Терять мне в ту незабвенную пору было нечего, и я, кашляя от скрытого смущения и отплевываясь, не стесняясь стал резать правду-матку: дескать, вы издаете халтуру всяких псевдопролетарских примазавшихся бездарностей, недобитых символистов, в то время как у вас под носом голодает и гибнет величайший поэт современности, гениальный будетлянин, председатель земного шара, истинный революционер-реформатор русского языка и так далее. Я не стеснялся в выражениях, иногда пускал в ход матросский черноморский фольклор, хотя в глубине души, как все нахалы, ужасно трусил, ожидая, что сейчас разразится нечто ужасное и меня с позором вышвырнут из кабинета.
Однако человечек с грозными пиками усов (тот самый литературный критик, фамилию которого Командор так ужасно и, кажется, несправедливо зарифмовал со словом «погань») оказался довольно симпатичным и даже ласковым.{540} Он стал меня успокаивать, всплеснул ручками, захлопотал:
— Как! Разве он в Москве? Я не знал. Я думал, что он где-то в Астрахани или Харькове!{541}
— Он здесь, — сказал я, — сидит внизу, в толпе ваших халтурщиков.
— Так тащите же его поскорее сюда! Он принес свои стихи?
— Да. Целую наволочку.
— Прекрасно! Мы их непременно издадим в первую очередь.
Я бросился вниз, но будетлянина уже не было. Его и след простыл. Он исчез. Вероятно, в толпе писателей, как и всегда, нашлись его страстные поклонники и увели его к себе, как недавно увел его к себе и я.
Я бросился на Мыльников переулок. Увы. Комната моя была пуста.

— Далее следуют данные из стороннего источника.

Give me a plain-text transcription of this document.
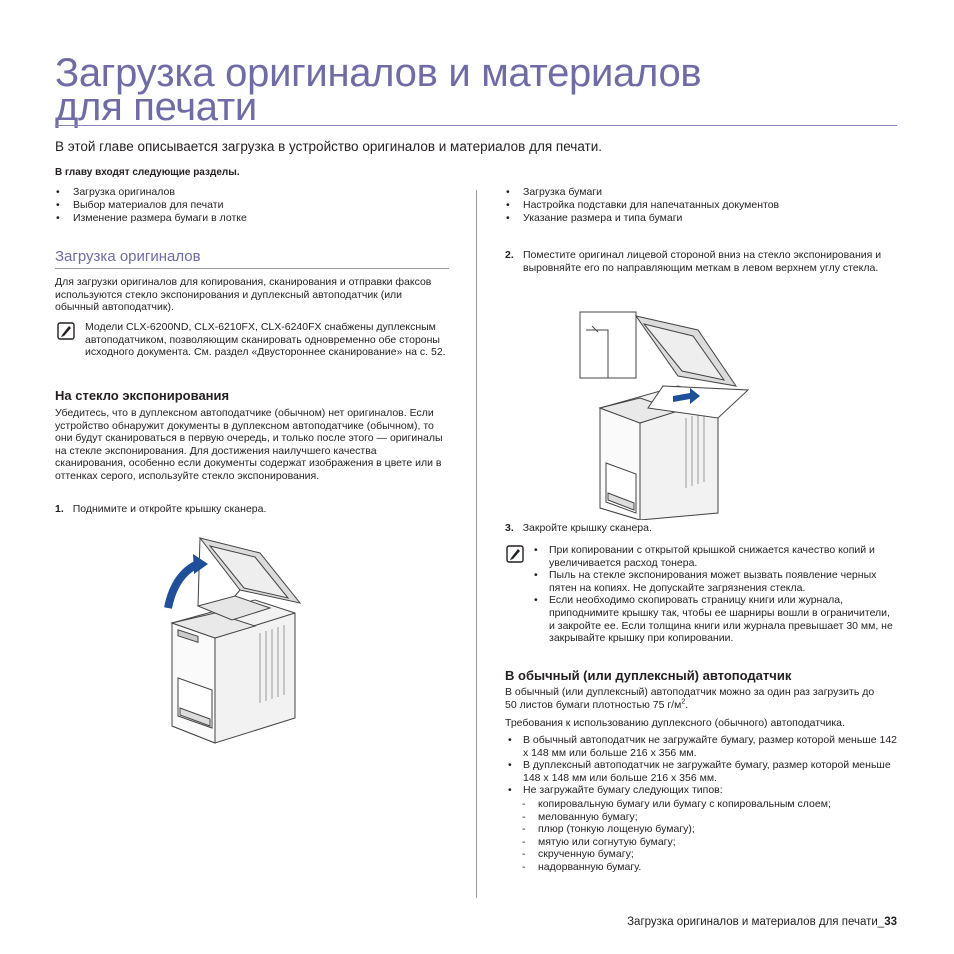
Загрузка оригиналов и материалов
для печати
В этой главе описывается загрузка в устройство оригиналов и материалов для печати.
В главу входят следующие разделы.
• Загрузка оригиналов
• Выбор материалов для печати
• Изменение размера бумаги в лотке
• Загрузка бумаги
• Настройка подставки для напечатанных документов
• Указание размера и типа бумаги
Загрузка оригиналов
Для загрузки оригиналов для копирования, сканирования и отправки факсов используются стекло экспонирования и дуплексный автоподатчик (или обычный автоподатчик).
Модели CLX-6200ND, CLX-6210FX, CLX-6240FX снабжены дуплексным автоподатчиком, позволяющим сканировать одновременно обе стороны исходного документа. См. раздел «Двустороннее сканирование» на с. 52.
На стекло экспонирования
Убедитесь, что в дуплексном автоподатчике (обычном) нет оригиналов. Если устройство обнаружит документы в дуплексном автоподатчике (обычном), то они будут сканироваться в первую очередь, и только после этого — оригиналы на стекле экспонирования. Для достижения наилучшего качества сканирования, особенно если документы содержат изображения в цвете или в оттенках серого, используйте стекло экспонирования.
1. Поднимите и откройте крышку сканера.
2. Поместите оригинал лицевой стороной вниз на стекло экспонирования и выровняйте его по направляющим меткам в левом верхнем углу стекла.
3. Закройте крышку сканера.
• При копировании с открытой крышкой снижается качество копий и увеличивается расход тонера.
• Пыль на стекле экспонирования может вызвать появление черных пятен на копиях. Не допускайте загрязнения стекла.
• Если необходимо скопировать страницу книги или журнала, приподнимите крышку так, чтобы ее шарниры вошли в ограничители, и закройте ее. Если толщина книги или журнала превышает 30 мм, не закрывайте крышку при копировании.
В обычный (или дуплексный) автоподатчик
В обычный (или дуплексный) автоподатчик можно за один раз загрузить до 50 листов бумаги плотностью 75 $г/м^2$.
Требования к использованию дуплексного (обычного) автоподатчика.
• В обычный автоподатчик не загружайте бумагу, размер которой меньше 142 x 148 мм или больше 216 x 356 мм.
• В дуплексный автоподатчик не загружайте бумагу, размер которой меньше 148 x 148 мм или больше 216 x 356 мм.
• Не загружайте бумагу следующих типов:
- копировальную бумагу или бумагу с копировальным слоем;
- мелованную бумагу;
- плюр (тонкую лощеную бумагу);
- мятую или согнутую бумагу;
- скрученную бумагу;
- надорванную бумагу.
Загрузка оригиналов и материалов для печати_33
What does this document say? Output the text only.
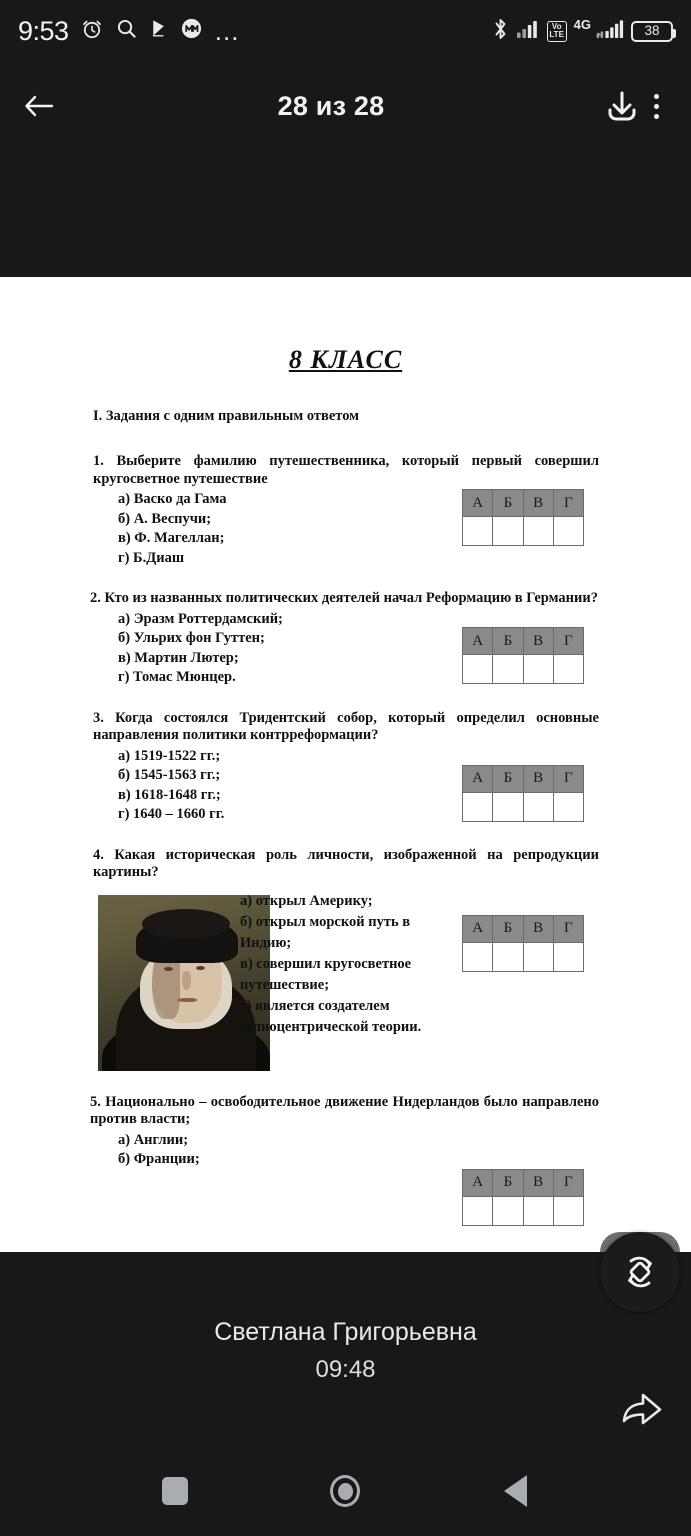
9:53	…	Vo
LTE
4G	38
28 из 28
8 КЛАСС
I. Задания с одним правильным ответом
1. Выберите фамилию путешественника, который первый совершил кругосветное путешествие
а) Васко да Гама
б) А. Веспучи;
в) Ф. Магеллан;
г) Б.Диаш
А	Б	В	Г

2. Кто из названных политических деятелей начал Реформацию в Германии?
а) Эразм Роттердамский;
б) Ульрих фон Гуттен;
в) Мартин Лютер;
г) Томас Мюнцер.
А	Б	В	Г

3. Когда состоялся Тридентский собор, который определил основные направления политики контрреформации?
а) 1519-1522 гг.;
б) 1545-1563 гг.;
в) 1618-1648 гг.;
г) 1640 – 1660 гг.
А	Б	В	Г

4. Какая историческая роль личности, изображенной на репродукции картины?
а) открыл Америку;
б) открыл морской путь в Индию;
в) совершил кругосветное путешествие;
г) является создателем гелиоцентрической теории.
А	Б	В	Г

5. Национально – освободительное движение Нидерландов было направлено против власти;
а) Англии;
б) Франции;
А	Б	В	Г

Светлана Григорьевна
09:48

Больше я уже никогда не видел будетлянина.{542}
Потом до Москвы дошла весть, что он умер где-то в глубине России, по которой с котомкой и посохом странствовал вместе со своим другом, неким художником. Потом уже стало известно, что оба они пешком брели по дорогам родной, милой их сердцу русской земли, по ее городам и весям, ночевали где бог послал, иногда под скупыми северными созвездиями, питались подаянием. Сперва простудился и заболел воспалением легких художник. Он очень боялся умереть без покаяния. Будетлянин его утешал:
— Не бойся умереть среди родных просторов. Тебя отпоют ветра.
Художник выздоровел, но умер сам будетлянин, председатель земного шара. И его «отпели ветра».
…Кажется, он умер от дизентерии.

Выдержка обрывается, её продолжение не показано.